His opinion is ridiculous and deserves to be rejected.
It is my personal belief that girls would find a way to re-define "groping" or find a way to provide opportunities for something akin to it..
The need (or desire) for physical and sexual contact is a part of our biological makeup, and the hormonal drives that dictate sexual behaviour become strongest with the onset of puberty..
Legislation and laws will not change nature..
Anyone that goes through puberty has to deal with it, and nature will have it's way..

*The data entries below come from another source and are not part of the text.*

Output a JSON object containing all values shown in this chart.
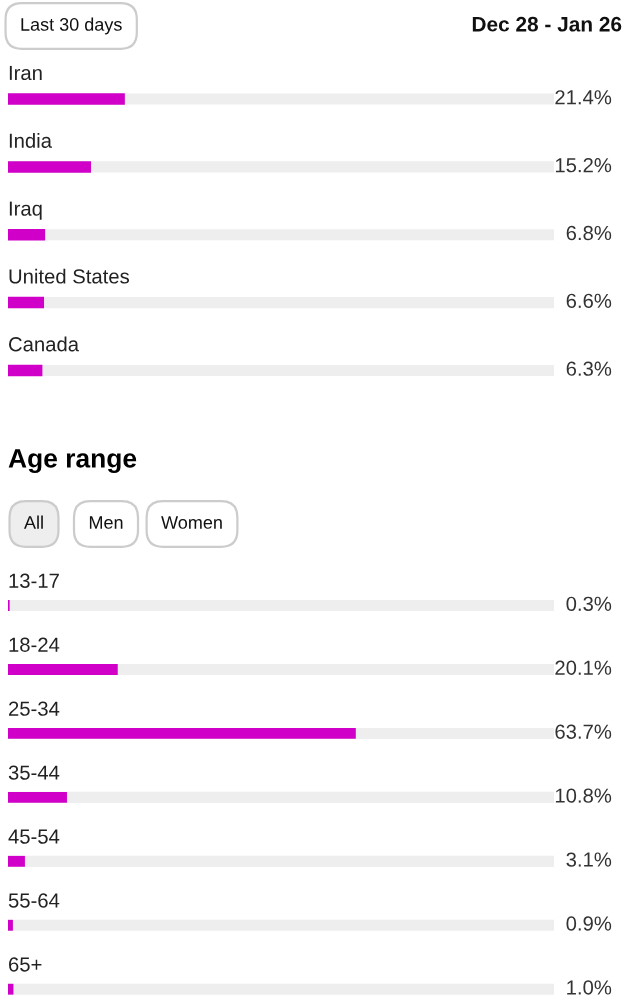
{
  "chart_data": [
    {
      "type": "bar",
      "orientation": "horizontal",
      "categories": [
        "Iran",
        "India",
        "Iraq",
        "United States",
        "Canada"
      ],
      "values": [
        21.4,
        15.2,
        6.8,
        6.6,
        6.3
      ],
      "value_labels": [
        "21.4%",
        "15.2%",
        "6.8%",
        "6.6%",
        "6.3%"
      ],
      "color": "#d100c9",
      "xlim": [
        0,
        100
      ],
      "annotations": [
        "Last 30 days",
        "Dec 28 - Jan 26"
      ]
    },
    {
      "type": "bar",
      "orientation": "horizontal",
      "title": "Age range",
      "categories": [
        "13-17",
        "18-24",
        "25-34",
        "35-44",
        "45-54",
        "55-64",
        "65+"
      ],
      "values": [
        0.3,
        20.1,
        63.7,
        10.8,
        3.1,
        0.9,
        1.0
      ],
      "value_labels": [
        "0.3%",
        "20.1%",
        "63.7%",
        "10.8%",
        "3.1%",
        "0.9%",
        "1.0%"
      ],
      "color": "#d100c9",
      "xlim": [
        0,
        100
      ],
      "annotations": [
        "All",
        "Men",
        "Women"
      ]
    }
  ]
}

I also agree with what some other people have said here, I don't think some teenage boy "feeling up" his girlfriend (of the same approximate age) is a crime that needs to be reported to the authorities.
Many of us would be criminals.
Heh, tell that to God in the Old Testament. He obviously had no problem with it.
I believe the key is educating our youth, but the traditional mores our country has held, and that were eradicated from the schoolhouse have to be set back into prominence.
Though, I've been slipping lately ;)
The XXVI Amendment only says that no one above the age of 18 can be denied the right to vote on account of age. It doesn't say that states cannot set a voting age lower than 18. No state has exercised this though, and to my knowledge it has never been brought up in any legislative organ in America since the Amendment was ratified.
Hate to state the obvious, but the judge is speaking outside his area of expertise. I would no more ask a judge about human sexuality than ask for an explanation of a complex legal interpretation from a sex therapist.
I'd have been in all sorts of trouble!